In early january 2019 we encountered a challenge from the Startup in Residence program concerning the use of leaseland. This post is the first in a series in which we will take you along the business and technological developments of the challenge.
The Rijksvastgoedbedrijf (RVB), part of the Ministry of the Interior, owns 45,000 hectares of agricultural land. This land has to be cropped according to a crop rotation plan to prevent soil depletion and ensure durability. However, the RVB is missing tools to gain insight in the actual use of the land to determine whether the plan is being complied with. As a consequence, the Ministry of Economic Affairs, which offers subsidies to crop these lands, can not determine whether its subsidies are rightfully provided.
We submitted our proposal along with 32 other participants, went through three rounds of pitching and refinement, and eventually won the challenge with our final proposal. This marked the first project of Geronimo.AI, 3 months after our enlistment in the chamber of commerce and a few weeks into our full time dedication.
The interest for the RVB is encapsulated in the following three questions:
- How do we gain insight into the use of of the leased land?
- Are the prescribed construction plans complied with?
- Is the requested subsidy in line with the use of the leased land?
All these questions can be answered with a full classification of grown crops on the 45,000 hectares. This would offer insight, the possibility to check compliance with the construction plan and whether subsidies are rightfully provided. If only such a classification was available…
A common method to represent the growth of crops is based on their reflection and absorption spectra. Roughly speaking, biomass absorbs red sunlight and reflects near infrared. Satellite images, which hold these absorptions and reflections, can be used as input for this method. This results in a curve representing the growth of a crop, so-called growth curves. Also, research has shown that classification of crops based on growth curves, such as potatoes and corn, is possible.

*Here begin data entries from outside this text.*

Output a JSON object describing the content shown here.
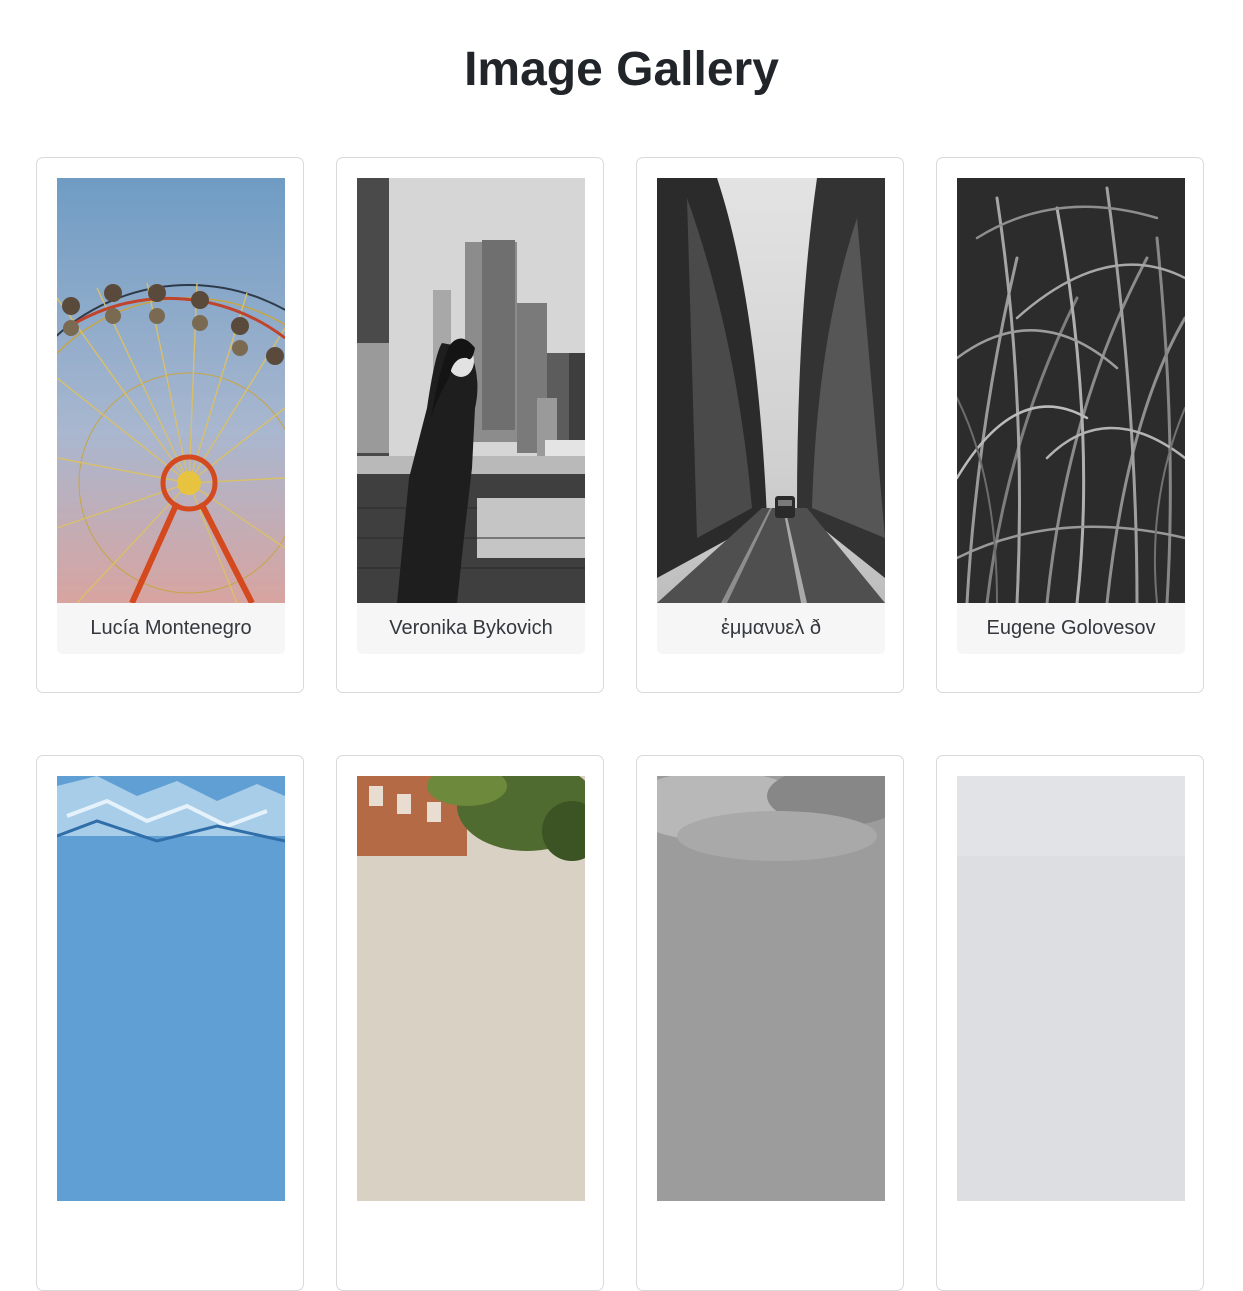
{
  "page": {
    "title": "Image Gallery"
  },
  "gallery": {
    "items": [
      {
        "photographer": "Lucía Montenegro",
        "image": "ferris-wheel"
      },
      {
        "photographer": "Veronika Bykovich",
        "image": "woman-city-skyline"
      },
      {
        "photographer": "ἐμμανυελ ð",
        "image": "foggy-forest-road"
      },
      {
        "photographer": "Eugene Golovesov",
        "image": "grass-blades"
      },
      {
        "photographer": "",
        "image": "blue-ice-texture"
      },
      {
        "photographer": "",
        "image": "tree-lined-street"
      },
      {
        "photographer": "",
        "image": "cloudy-sky"
      },
      {
        "photographer": "",
        "image": "pale-gray"
      }
    ]
  },
  "colors": {
    "title_text": "#212529",
    "card_border": "#d7d9dc",
    "caption_background": "#f6f6f7"
  }
}
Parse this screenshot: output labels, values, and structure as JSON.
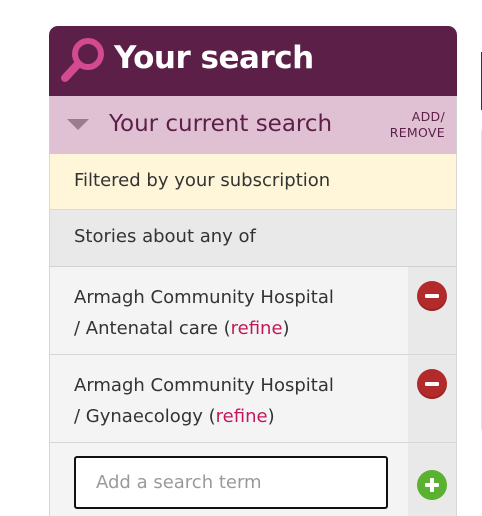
{
  "header": {
    "title": "Your search",
    "icon": "magnifier-icon",
    "color": "#5c1f48"
  },
  "current_search": {
    "label": "Your current search",
    "add_remove_line1": "ADD/",
    "add_remove_line2": "REMOVE"
  },
  "filter_notice": "Filtered by your subscription",
  "stories_label": "Stories about any of",
  "terms": [
    {
      "line1": "Armagh Community Hospital",
      "line2_prefix": "/ Antenatal care (",
      "refine": "refine",
      "suffix": ")"
    },
    {
      "line1": "Armagh Community Hospital",
      "line2_prefix": "/ Gynaecology (",
      "refine": "refine",
      "suffix": ")"
    }
  ],
  "search_input": {
    "placeholder": "Add a search term",
    "value": ""
  },
  "colors": {
    "remove": "#b32a2a",
    "add": "#5bb130",
    "refine_link": "#c2185b"
  }
}
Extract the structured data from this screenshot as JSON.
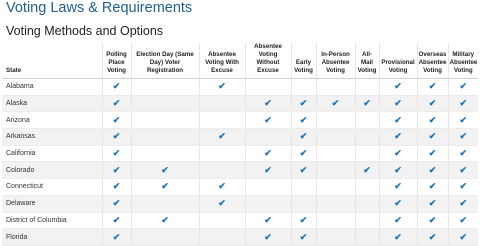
{
  "page_title": "Voting Laws & Requirements",
  "section_title": "Voting Methods and Options",
  "columns": [
    "State",
    "Polling Place Voting",
    "Election Day (Same Day) Voter Registration",
    "Absentee Voting With Excuse",
    "Absentee Voting Without Excuse",
    "Early Voting",
    "In-Person Absentee Voting",
    "All-Mail Voting",
    "Provisional Voting",
    "Overseas Absentee Voting",
    "Military Absentee Voting"
  ],
  "check_icon": "check-icon",
  "accent_color": "#1d72b8",
  "rows": [
    {
      "state": "Alabama",
      "flags": [
        1,
        0,
        1,
        0,
        0,
        0,
        0,
        1,
        1,
        1
      ]
    },
    {
      "state": "Alaska",
      "flags": [
        1,
        0,
        0,
        1,
        1,
        1,
        1,
        1,
        1,
        1
      ]
    },
    {
      "state": "Arizona",
      "flags": [
        1,
        0,
        0,
        1,
        1,
        0,
        0,
        1,
        1,
        1
      ]
    },
    {
      "state": "Arkansas",
      "flags": [
        1,
        0,
        1,
        0,
        1,
        0,
        0,
        1,
        1,
        1
      ]
    },
    {
      "state": "California",
      "flags": [
        1,
        0,
        0,
        1,
        1,
        0,
        0,
        1,
        1,
        1
      ]
    },
    {
      "state": "Colorado",
      "flags": [
        1,
        1,
        0,
        1,
        1,
        0,
        1,
        1,
        1,
        1
      ]
    },
    {
      "state": "Connecticut",
      "flags": [
        1,
        1,
        1,
        0,
        0,
        0,
        0,
        1,
        1,
        1
      ]
    },
    {
      "state": "Delaware",
      "flags": [
        1,
        0,
        1,
        0,
        0,
        0,
        0,
        1,
        1,
        1
      ]
    },
    {
      "state": "District of Columbia",
      "flags": [
        1,
        1,
        0,
        1,
        1,
        0,
        0,
        1,
        1,
        1
      ]
    },
    {
      "state": "Florida",
      "flags": [
        1,
        0,
        0,
        1,
        1,
        0,
        0,
        1,
        1,
        1
      ]
    }
  ]
}
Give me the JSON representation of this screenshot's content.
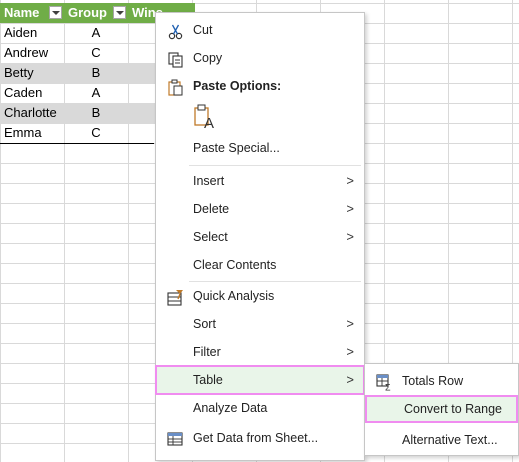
{
  "table": {
    "headers": [
      "Name",
      "Group",
      "Wins"
    ],
    "rows": [
      [
        "Aiden",
        "A"
      ],
      [
        "Andrew",
        "C"
      ],
      [
        "Betty",
        "B"
      ],
      [
        "Caden",
        "A"
      ],
      [
        "Charlotte",
        "B"
      ],
      [
        "Emma",
        "C"
      ]
    ]
  },
  "menu": {
    "cut": "Cut",
    "copy": "Copy",
    "paste_options": "Paste Options:",
    "paste_special": "Paste Special...",
    "insert": "Insert",
    "delete": "Delete",
    "select": "Select",
    "clear_contents": "Clear Contents",
    "quick_analysis": "Quick Analysis",
    "sort": "Sort",
    "filter": "Filter",
    "table": "Table",
    "analyze_data": "Analyze Data",
    "get_data": "Get Data from Sheet...",
    "arrow": ">"
  },
  "submenu": {
    "totals_row": "Totals Row",
    "convert_to_range": "Convert to Range",
    "alternative_text": "Alternative Text..."
  },
  "colors": {
    "header_green": "#70ad47",
    "band_gray": "#d9d9d9",
    "highlight_border": "#f08cf0",
    "highlight_fill": "#e9f5e9"
  }
}
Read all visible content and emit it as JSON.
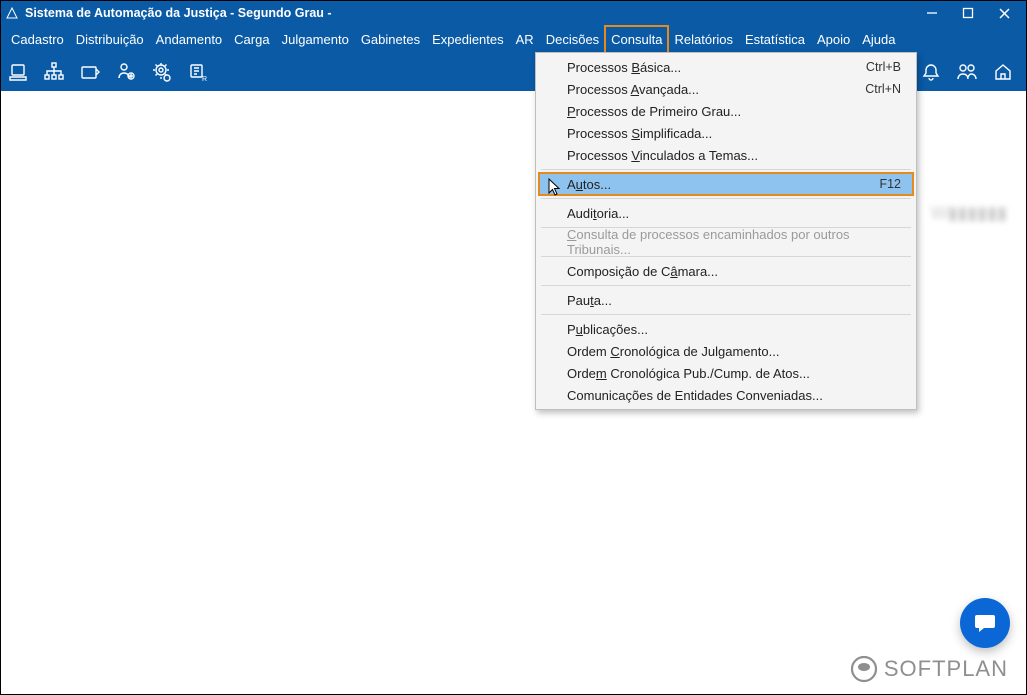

Our proposal was to use these methods to further classify crops from satellite images using a data-driven approach, i.e. to train a model to classify crops based on their growth curves.
To train such a model a ground truth, or a labelled data set is required. All farmers are required to register what crops they grow. If this would be a truthful registry there would be no problem for us to solve. However, the registry contains both the leased lands and the private lands. Since there is no incentive for farmers on private lands to fraude this registration, their entries can be used as a labelled data set.
Now we got something to work with: We have a data-driven solution to classify crops (growth curves and classification), we have the data driving this solution (satellite images), and we have a labelled data set to train and verify the solution (registry and clustering). The results of this solution have to be visualised so the users of the RVB can utilize it to answer their questions. Therefor we partnered with Dacom, a company specialised in hardware & software for agricultural applications, which will add features to their Boer & Bunder platform to visualize our analysis and suit the needs of the RVB. We baptised this new application as the Crop Detector!
The upcoming months we will develop the Crop Detector in close cooperation with the end users of the RVB and Dacom to ensure a consumer fit product. We will keep you up to date!